Достав пачку и отмерив три ложечки кофе, я добавляю щепотку сахарного песку, наливаю кофейник водой и ставлю его на плитку.
– Странно, как я сразу не догадался, что именно вы ее заварили, эту кашу…
– Не слышу. Что вы говорите?
– Слышите, слышите.
– Вы напишите разгромную статью! – подбадривает меня Лиза.
– Знаете, что получится? Всю эту переписку сложат в толстую папку и сверху напишут: «В архив».
– Как это – в архив?!
На этот раз голос ее звучит совсем рядом – она стоит на пороге чулана, не совсем голая, но и не совсем одетая. Последнее время у нее появилась привычка сновать мимо меня в довольно-таки распакованном виде – то в ванную, то из ванной. Поначалу я думал, что ей не терпится продемонстрировать свое сходство с героинями Доре (если папочка похож на его героев, почему бы дочке не походить на его героинь?). Но потом, по мере того как близость между Лизой и Владо становилась все более очевидной, я решил, что просто она махнула па меня рукой – меня ведь ничем не проймешь.
Лиза смотрит на меня с удивлением. А я на нее. Она весьма недурна в черной комбинации – красивая грудь, четко обрисованные бедра, стройные ноги в бежевых чулках, – весьма недурна. Вот только взгляд бы ей чуть поприветливей…
– Глядите чуть приветливей, – говорю я. – Вы же на свидание идете, не на войну…
– Как это так – в архив?! – возмущенно повторяет она, словно не слыша моего совета.

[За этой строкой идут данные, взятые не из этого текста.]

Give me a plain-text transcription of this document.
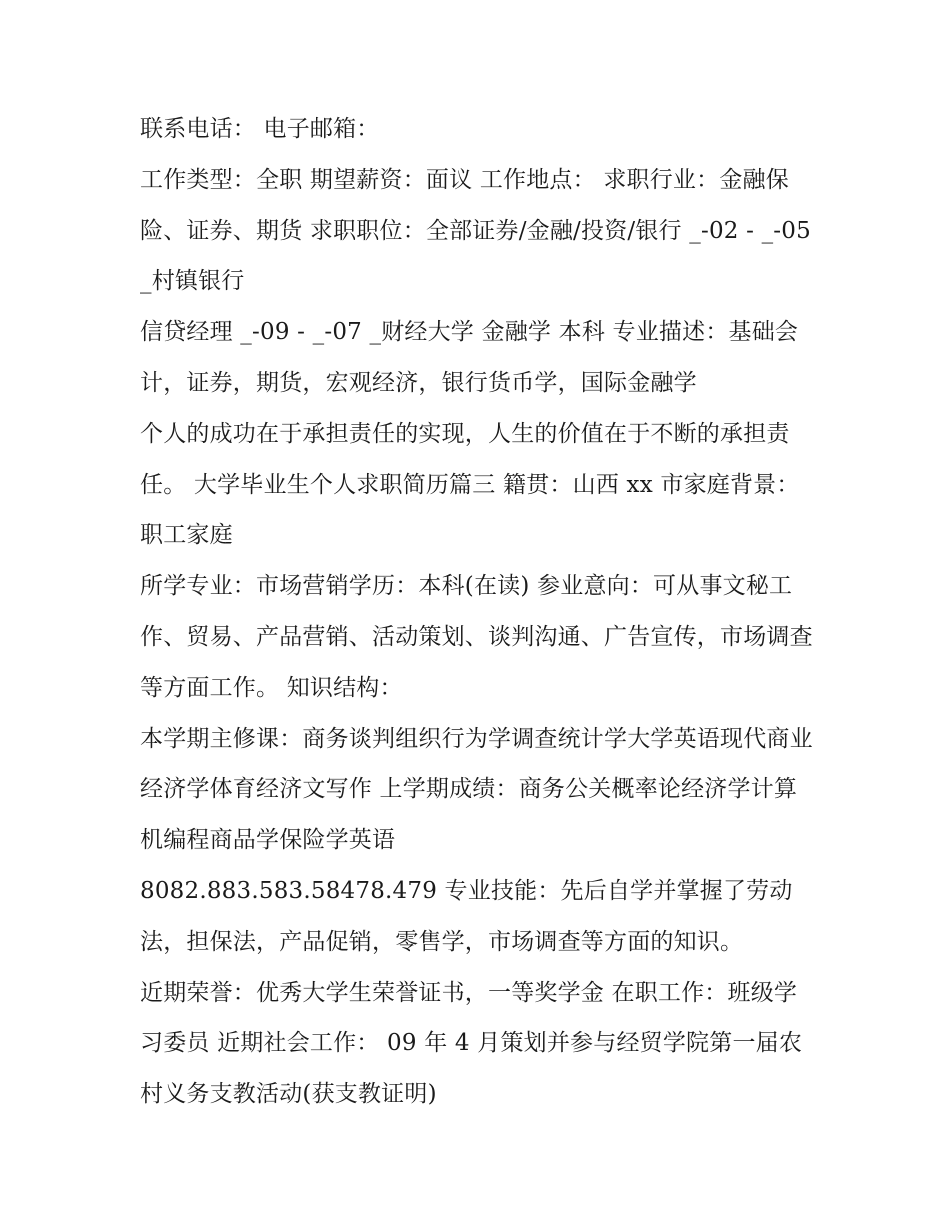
联系电话： 电子邮箱：

工作类型：全职 期望薪资：面议 工作地点： 求职行业：金融保险、证券、期货 求职职位：全部证券/金融/投资/银行 _-02 - _-05 _村镇银行

信贷经理 _-09 - _-07 _财经大学 金融学 本科 专业描述：基础会计，证券，期货，宏观经济，银行货币学，国际金融学

个人的成功在于承担责任的实现，人生的价值在于不断的承担责任。 大学毕业生个人求职简历篇三 籍贯：山西 xx 市家庭背景：职工家庭

所学专业：市场营销学历：本科(在读) 参业意向：可从事文秘工作、贸易、产品营销、活动策划、谈判沟通、广告宣传，市场调查等方面工作。 知识结构：

本学期主修课：商务谈判组织行为学调查统计学大学英语现代商业经济学体育经济文写作 上学期成绩：商务公关概率论经济学计算机编程商品学保险学英语

8082.883.583.58478.479 专业技能：先后自学并掌握了劳动法，担保法，产品促销，零售学，市场调查等方面的知识。

近期荣誉：优秀大学生荣誉证书，一等奖学金 在职工作：班级学习委员 近期社会工作： 09 年 4 月策划并参与经贸学院第一届农村义务支教活动(获支教证明)
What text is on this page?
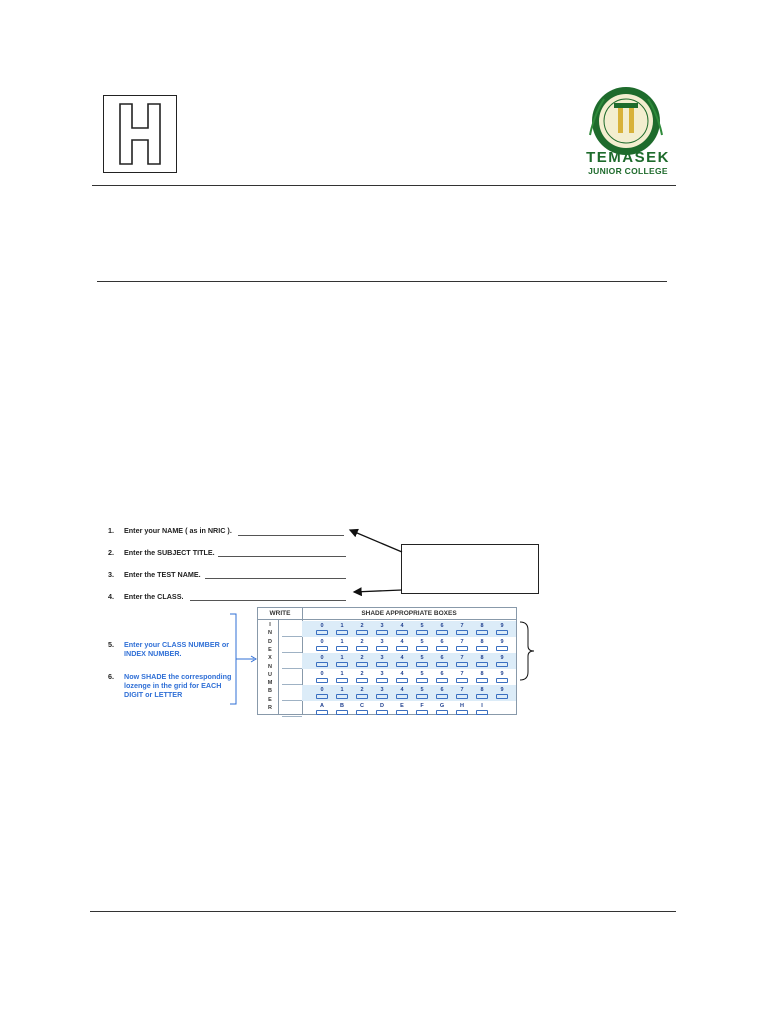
TEMASEK
JUNIOR COLLEGE
1. Enter your NAME ( as in NRIC ).
2. Enter the SUBJECT TITLE.
3. Enter the TEST NAME.
4. Enter the CLASS.
5. Enter your CLASS NUMBER or INDEX NUMBER.
6. Now SHADE the corresponding lozenge in the grid for EACH DIGIT or LETTER
WRITE	SHADE APPROPRIATE BOXES
I
N
D
E
X
N
U
M
B
E
R
0	1	2	3	4	5	6	7	8	9
0	1	2	3	4	5	6	7	8	9
0	1	2	3	4	5	6	7	8	9
0	1	2	3	4	5	6	7	8	9
0	1	2	3	4	5	6	7	8	9
A	B	C	D	E	F	G	H	I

– Очень просто: берут бумаги, складывают их в папку – и дело с концом! Все попадает в папку, а не на газетную полосу, ясно?
– Но в этом письме все – чистая правда.
– Да, однако «Ударник» возражает. Оказывается, в его позиции – тоже правда.
– Какие у него могут быть возражения?
– Очень веские, представьте себе. План они выполнили и даже перевыполнили…
– Знаем мы эти перевыполнения: планируют одно, а делают другое.
– Погодите! К вашему сведению, они делали не булавки, а те же трубы, только другого диаметра.
– Значит, они виноваты!
Приходится объяснять, что не они. И чтобы не быть голословным, я даже привожу некоторые факты. Лишь некоторые – как-никак сегодня Новый год и разговариваю я не с Главным. Но Лиза реагирует не хуже Главного:
– Значит, виновных нет?
– Если и есть, то не «Ударник».
– А кто же? Найдите их.
– Прежде всего вы там скажите своему родственнику, пусть он не затевает грызню с заводом. Пользы от этого никакой.
– А вы что собираетесь делать?
– Буду искать способ как-нибудь выпутаться из этой истории. В которую вы меня втравили.
– Очень сожалею, что я это сделала.
– Не стоит извиняться.
– Я не извиняюсь. Меня зло берет, что все оказалось напрасно, – устало говорит Лиза, поворачиваясь и уходя к себе.
– А почему вы-то злитесь? Если кому-то нужны трубы, он их найдет рано или поздно…
Лиза почти скрылась за дверью, но тут же появляется снова. Нет, она весьма недурна…
– Да не из-за труб я злюсь – из-за вас!
– А! – догадываюсь я. – Вы меня в это втравили с лечебной целью. Чтобы растормошить…
– Как вы смеете прятаться в кусты, когда только вы способны разобраться в этом беспорядке?
– Иногда при виде беспорядка самое умное – уйти в сторонку.
– Тони, как вы можете такое говорить! В чем же тогда смысл жизни? Я думаю – в том, чтобы вам до всего было дело, чтобы вы во всем принимали участие, отстаивали свое…
– Не знаю, в чем смысл жизни, – прерываю я ее. – И не потому, что я над этим не думал, но ответ пока что мне не дается. А во всем остальном мы, похоже, не совсем поняли друг друга. Я все сделаю, что от меня зависит, не бойтесь.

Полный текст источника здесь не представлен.